Por último, en este laberinto de memorias, al mover solo de lugar la estatua de Colón, llevarla a Polanco lejos de manifestantes indígenas, se está dejando intacta su glorificación. ¿Merece ser preservado el monumento que enaltece su memoria? En el mundo entero se ha pedido retirar las estatuas de esclavizadores, no solo cambiarlas de lugar. Si efectivamente, como lo han documentado varias investigaciones en los últimos años, más que un visionario se trata de un comerciante ambicioso, decidido a vender seres humanos, enviando a los nativos de este continente a Europa para ser esclavos, muy dado al maltrato de los que quedaron a su merced en los dominios que le otorgara la Corona por sus servicios. La memoria nunca está desligada del presente. Mientras la relación entre el Estado y los pueblos indígenas no cambie, la presencia de Colón seguirá evocando una herida abierta.

Adenda

Alfredo López Austin dedicó parte de su labor académica a demostrar la continuidad entre los pueblos prehispánicos y los contemporáneos. Ciertos estudiosos consideran que es excesiva dicha continuidad, otros que es totalmente exacta. Espíritu libertario, Alfredo se mostró siempre mucho más matizado en su pensamiento, modificando sus conceptos con nuevas lecturas y reflexiones, alejado de tales polarizaciones. Su vasta obra da cuenta de ello. Quizá por eso se divertía tanto con las andanzas y travesuras del tlacuache. La unidad y diversidad, la continuidad y el cambio en la historia y devenir de los pueblos mesoamericanos son parte del pensamiento que nos legara para trazar caminos que afinen nuestra comprensión.
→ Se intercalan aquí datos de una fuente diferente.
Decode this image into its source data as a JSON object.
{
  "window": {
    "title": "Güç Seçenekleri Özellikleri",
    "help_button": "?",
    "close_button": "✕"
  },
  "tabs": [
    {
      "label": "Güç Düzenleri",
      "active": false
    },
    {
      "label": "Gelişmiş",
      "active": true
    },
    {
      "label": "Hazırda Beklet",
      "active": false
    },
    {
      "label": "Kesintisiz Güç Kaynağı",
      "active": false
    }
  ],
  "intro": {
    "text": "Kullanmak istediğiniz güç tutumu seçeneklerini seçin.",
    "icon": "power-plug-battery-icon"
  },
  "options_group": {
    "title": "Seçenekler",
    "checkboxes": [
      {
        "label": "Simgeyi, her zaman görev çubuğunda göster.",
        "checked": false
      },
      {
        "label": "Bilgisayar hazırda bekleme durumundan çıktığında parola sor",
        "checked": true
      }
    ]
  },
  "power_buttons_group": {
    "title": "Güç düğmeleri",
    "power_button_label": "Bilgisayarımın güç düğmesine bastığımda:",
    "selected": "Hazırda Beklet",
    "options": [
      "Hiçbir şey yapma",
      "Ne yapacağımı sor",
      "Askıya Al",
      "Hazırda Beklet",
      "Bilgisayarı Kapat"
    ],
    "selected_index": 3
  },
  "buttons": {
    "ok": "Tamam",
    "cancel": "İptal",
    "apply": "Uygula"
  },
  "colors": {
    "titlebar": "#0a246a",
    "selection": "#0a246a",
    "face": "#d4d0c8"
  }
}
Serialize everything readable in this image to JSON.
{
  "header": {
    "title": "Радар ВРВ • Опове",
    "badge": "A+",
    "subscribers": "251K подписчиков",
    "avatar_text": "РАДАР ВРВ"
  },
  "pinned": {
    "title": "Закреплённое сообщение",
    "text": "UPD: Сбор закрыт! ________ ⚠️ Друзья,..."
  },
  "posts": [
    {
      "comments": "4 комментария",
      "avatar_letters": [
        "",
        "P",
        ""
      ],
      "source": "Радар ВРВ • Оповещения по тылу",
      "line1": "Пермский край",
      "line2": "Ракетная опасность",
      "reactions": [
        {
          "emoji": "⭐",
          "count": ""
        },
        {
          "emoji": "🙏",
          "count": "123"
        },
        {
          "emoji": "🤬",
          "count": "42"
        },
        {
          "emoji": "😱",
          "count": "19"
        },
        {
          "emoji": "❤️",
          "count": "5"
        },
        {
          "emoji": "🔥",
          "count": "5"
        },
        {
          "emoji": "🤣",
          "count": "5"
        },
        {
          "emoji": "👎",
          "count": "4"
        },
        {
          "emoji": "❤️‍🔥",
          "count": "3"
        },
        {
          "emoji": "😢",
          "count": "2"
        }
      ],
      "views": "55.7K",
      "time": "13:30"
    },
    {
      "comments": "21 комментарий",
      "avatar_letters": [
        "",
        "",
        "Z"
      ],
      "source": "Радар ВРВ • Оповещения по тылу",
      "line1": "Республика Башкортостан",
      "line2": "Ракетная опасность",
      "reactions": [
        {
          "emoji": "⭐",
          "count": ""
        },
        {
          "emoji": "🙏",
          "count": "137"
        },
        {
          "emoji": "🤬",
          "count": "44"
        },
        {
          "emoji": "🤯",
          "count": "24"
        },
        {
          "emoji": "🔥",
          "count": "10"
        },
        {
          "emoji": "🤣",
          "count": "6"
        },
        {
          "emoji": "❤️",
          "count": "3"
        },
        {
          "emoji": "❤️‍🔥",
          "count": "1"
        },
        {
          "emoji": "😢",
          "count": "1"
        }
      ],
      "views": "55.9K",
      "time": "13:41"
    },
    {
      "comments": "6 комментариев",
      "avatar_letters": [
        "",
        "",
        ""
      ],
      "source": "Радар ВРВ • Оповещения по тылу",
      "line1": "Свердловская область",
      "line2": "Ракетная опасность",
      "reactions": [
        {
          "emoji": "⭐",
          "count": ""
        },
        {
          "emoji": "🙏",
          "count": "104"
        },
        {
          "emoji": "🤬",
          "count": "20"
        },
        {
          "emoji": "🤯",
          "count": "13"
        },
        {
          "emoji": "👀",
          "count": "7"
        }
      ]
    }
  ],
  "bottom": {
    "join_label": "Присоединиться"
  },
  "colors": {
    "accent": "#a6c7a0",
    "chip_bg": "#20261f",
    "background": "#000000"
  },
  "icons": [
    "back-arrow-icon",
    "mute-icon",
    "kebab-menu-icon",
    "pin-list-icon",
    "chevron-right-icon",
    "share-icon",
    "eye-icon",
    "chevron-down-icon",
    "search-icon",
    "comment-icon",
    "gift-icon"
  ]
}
El mejor homenaje que podrían rendir las instituciones sería el rehacer los libros de texto de educación básica con tal enfoque a fin de construir desde la escuela una visión pluricultural de nuestra sociedad, de la nación, y evitar así las narrativas que poco aportan a la imagen que se tiene de los pueblos indígenas, forjadas por las élites, impregnada de racismo. A la larga podría entonces terminarse el clientelismo, el tutelaje, la imposición de proyectos de “desarrollo” con que el Estado busca resolver lo que se denominó “el problema indígena” y dar paso al ejercicio pleno del derecho de los pueblos indígenas a decidir su propio futuro.

César Carrillo Trueba es profesor de la Facultad de Ciencias de la Universidad Nacional Autónoma de México (UNAM).